What are the training objectives
By doing this training you will:
- Learn about simple first aid information which is relevant to your role
- Build confidence and skills in coping with emergency and first aid situations
- Know how to manage these emergencies
What's the content
The first aid training - also known as First Response course - focuses on three main areas:
- Life support: The principles of first aid and initial response, emergency life support, CPR, choking, and causes and treatment of unresponsiveness.
- Trauma and injury: Shock, bleeding, fractures and sprains, head injuries, dental incidents, and burns.
- Major illnesses: Asthma, anaphylaxis, heart attack, stroke, seizures, diabetes, sepsis and meningitis.
Additional information about this training
The minimum first aid required for leaders, managers and supporters is First Response (6 hours), but higher levels of qualification are needed if leading certain kinds of activities in remote environments or delivering first aid training.
You do not need to be first aid trained before you become a leader. You'll develop a personal learning plan with your training adviser and this will identify when it is best for you to undertake first aid training.
Any course that is set by a regulated provider, and covers the above criteria, recognition and length requirements can be considered as a suitable alternative to a First Response Certificate. If you have done a course which meets these requirements then you simply need to provide this as evidence to your Commissioner or Training Adviser. There is no list of equivalent qualifications for first response.

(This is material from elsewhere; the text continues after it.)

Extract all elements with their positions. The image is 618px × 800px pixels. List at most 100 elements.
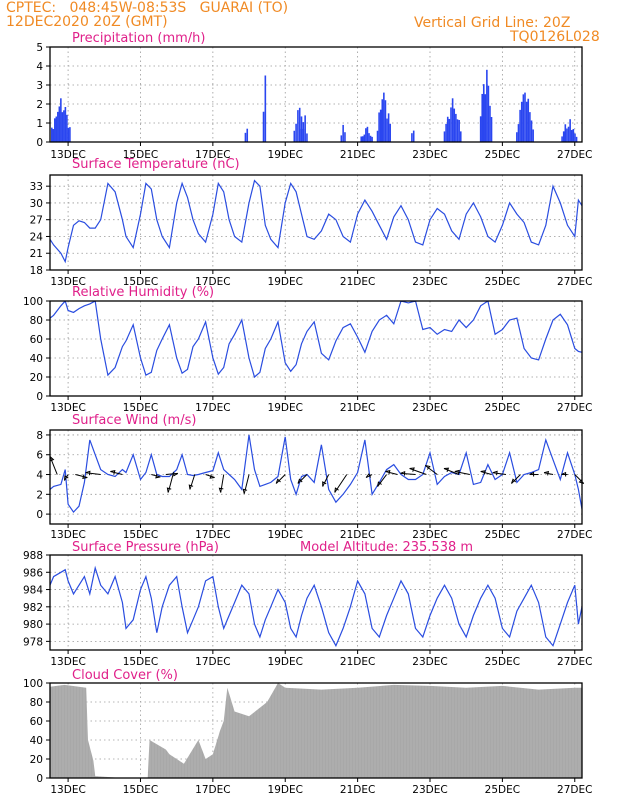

Examples of regulated providers include: St John Ambulance, The British Red Cross, British Canoeing, Mountain Training, etc.
Where an external course does not cover an element of the syllabus the member should take the time to make themselves aware of the signs, symptoms and treatment of these conditions, or undertake additional training in order to cover them. It's often possible for participants to request additional topics to be covered during a First Aid course that they are attending or to speak with a local Scouts first aid trainer to cover the final elements.
Undertaking the HSE First Aid at work will provide some of the key skills required for doing first aid in Scouting, however it doesn’t cover the full range of topics members are required to have covered for Scouting first aid. For full details of what is required, view our First Response objectives, content and duration.
The First Response Certificate provided after completing this training is designed specifically for adults in The Scouts and Girlguiding, based on the situations and issues that occur within these organisations. It is not, therefore, externally recognised.
There is no badge available for the completion of the First Response course (6 hours) for volunteers.
Volunteers with an in date first aid qualification (16 hours course, also known as full first aid course) can wear a first aider badge on the left sleeve, as shown on the uniform diagram. This can either be the badge provided by the first aid training provider or the Scouts first aider badge available from Scout Store. Only one badge may be worn.
The Purple card provides support for safe Scouting and guidance in the procedures for dealing with an emergency.Discover Purple card
First Aid Kits
Guidance for the use of first aid kits for section meetings and nights away.Discover guidance for first aid kits
Full First Aid certificate
To fulfil the Full First Aid certificate requirements in POR, volunteers must hold a first aid qualification provided by a regulated body certifying their attendance of a 16 hours first aid course.